GPU Virtualization Architecture for Multi-Desktop Containers
I thought we'd have this working by now...
Overview
Helix Desktop runs multiple isolated Linux desktop environments (each with its own GNOME Shell, IDE, and browser) inside a single QEMU virtual machine on Apple Silicon Macs. Each desktop gets its own virtual GPU output, H.264 video stream, and DRM lease — all sharing one physical GPU through virtio-gpu with Vulkan passthrough via Venus/virglrenderer.

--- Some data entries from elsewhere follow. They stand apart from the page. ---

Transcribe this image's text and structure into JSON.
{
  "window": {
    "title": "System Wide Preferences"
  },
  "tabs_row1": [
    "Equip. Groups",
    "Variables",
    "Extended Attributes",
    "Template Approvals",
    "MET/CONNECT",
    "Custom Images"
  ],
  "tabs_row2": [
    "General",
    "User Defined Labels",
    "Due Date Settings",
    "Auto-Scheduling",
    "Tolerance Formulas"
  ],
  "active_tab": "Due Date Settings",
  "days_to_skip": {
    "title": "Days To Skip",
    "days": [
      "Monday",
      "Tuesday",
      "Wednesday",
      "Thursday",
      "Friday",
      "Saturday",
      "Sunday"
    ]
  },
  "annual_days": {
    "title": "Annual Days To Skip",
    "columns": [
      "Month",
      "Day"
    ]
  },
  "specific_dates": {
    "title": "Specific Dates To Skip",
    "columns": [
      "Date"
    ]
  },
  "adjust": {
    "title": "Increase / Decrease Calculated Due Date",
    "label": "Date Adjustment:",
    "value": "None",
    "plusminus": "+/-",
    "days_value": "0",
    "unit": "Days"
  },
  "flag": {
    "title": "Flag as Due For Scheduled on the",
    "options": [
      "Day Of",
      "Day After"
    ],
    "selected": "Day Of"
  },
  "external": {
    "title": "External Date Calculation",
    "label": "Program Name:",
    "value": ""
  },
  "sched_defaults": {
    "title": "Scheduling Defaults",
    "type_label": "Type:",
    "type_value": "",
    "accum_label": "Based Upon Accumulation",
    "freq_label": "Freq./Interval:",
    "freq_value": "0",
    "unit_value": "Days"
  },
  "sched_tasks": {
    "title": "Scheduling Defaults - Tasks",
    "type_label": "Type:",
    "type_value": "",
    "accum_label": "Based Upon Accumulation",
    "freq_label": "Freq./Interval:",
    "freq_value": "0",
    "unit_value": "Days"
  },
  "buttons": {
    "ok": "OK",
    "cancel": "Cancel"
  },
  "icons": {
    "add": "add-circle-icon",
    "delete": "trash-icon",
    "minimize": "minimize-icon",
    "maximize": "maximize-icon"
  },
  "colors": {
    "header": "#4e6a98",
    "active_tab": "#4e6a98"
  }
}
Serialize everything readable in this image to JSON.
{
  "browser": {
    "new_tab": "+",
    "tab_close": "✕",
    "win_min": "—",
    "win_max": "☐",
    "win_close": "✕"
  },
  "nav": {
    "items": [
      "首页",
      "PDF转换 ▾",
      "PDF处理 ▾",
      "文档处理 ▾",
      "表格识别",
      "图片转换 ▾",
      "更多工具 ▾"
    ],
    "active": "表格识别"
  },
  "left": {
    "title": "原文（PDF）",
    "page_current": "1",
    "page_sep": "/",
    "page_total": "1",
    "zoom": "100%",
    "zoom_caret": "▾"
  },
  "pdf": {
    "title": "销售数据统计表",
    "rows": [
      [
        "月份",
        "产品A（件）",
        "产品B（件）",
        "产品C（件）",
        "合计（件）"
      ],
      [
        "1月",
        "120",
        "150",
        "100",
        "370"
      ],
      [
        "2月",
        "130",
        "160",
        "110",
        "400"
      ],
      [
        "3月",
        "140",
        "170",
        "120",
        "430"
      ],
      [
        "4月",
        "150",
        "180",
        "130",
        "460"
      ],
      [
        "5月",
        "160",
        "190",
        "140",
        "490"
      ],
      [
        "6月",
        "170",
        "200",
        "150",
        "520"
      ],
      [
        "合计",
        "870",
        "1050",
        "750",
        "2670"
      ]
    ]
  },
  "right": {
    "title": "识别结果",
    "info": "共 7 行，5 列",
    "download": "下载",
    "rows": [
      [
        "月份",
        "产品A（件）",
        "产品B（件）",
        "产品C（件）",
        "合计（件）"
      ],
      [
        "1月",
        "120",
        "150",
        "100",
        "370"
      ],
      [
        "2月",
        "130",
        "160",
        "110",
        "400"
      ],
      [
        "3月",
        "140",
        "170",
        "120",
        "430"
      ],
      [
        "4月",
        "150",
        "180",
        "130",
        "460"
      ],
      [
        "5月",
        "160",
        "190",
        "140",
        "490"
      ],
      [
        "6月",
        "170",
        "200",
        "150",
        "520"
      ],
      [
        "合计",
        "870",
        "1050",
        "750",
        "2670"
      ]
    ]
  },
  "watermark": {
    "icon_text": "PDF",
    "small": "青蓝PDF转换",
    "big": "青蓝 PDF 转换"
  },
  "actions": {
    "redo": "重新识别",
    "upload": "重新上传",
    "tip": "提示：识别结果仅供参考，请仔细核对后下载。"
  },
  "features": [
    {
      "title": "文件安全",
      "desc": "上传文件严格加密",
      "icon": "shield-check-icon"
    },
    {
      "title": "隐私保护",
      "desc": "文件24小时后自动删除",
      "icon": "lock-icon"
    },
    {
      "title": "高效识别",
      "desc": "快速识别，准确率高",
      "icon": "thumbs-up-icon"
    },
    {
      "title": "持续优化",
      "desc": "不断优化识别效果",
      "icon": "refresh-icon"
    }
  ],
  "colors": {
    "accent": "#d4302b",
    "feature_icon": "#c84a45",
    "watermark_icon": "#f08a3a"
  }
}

This document describes the full architecture from silicon to pixel, and the deadlock bugs we found and fixed when scaling from 1-2 desktops to 4+.
Why This Matters
AI agents are getting good enough to write real code, but they still need somewhere to run it. Not just a terminal — a full desktop environment with a browser for testing, an IDE for human pair programmers, and GPU acceleration for anything graphical (and hardware video encoding for low latency when a user wants to pair with them over the network). And when you have a team of agents working on different tasks, each one needs its own isolated sandbox so they don’t step on each other’s files, processes, or state.
Helix Desktop gives every agent its own full Linux desktop — running in an isolated container with GPU acceleration. Humans can watch what their agents are doing in real time via H.264 video streams, jump in to collaborate through the same desktop interface, and manage their flock of agents from a mobile phone while on the go. Think of it as giving each agent their own workstation in a virtual office, where you can glance at any screen and tap on it to intervene.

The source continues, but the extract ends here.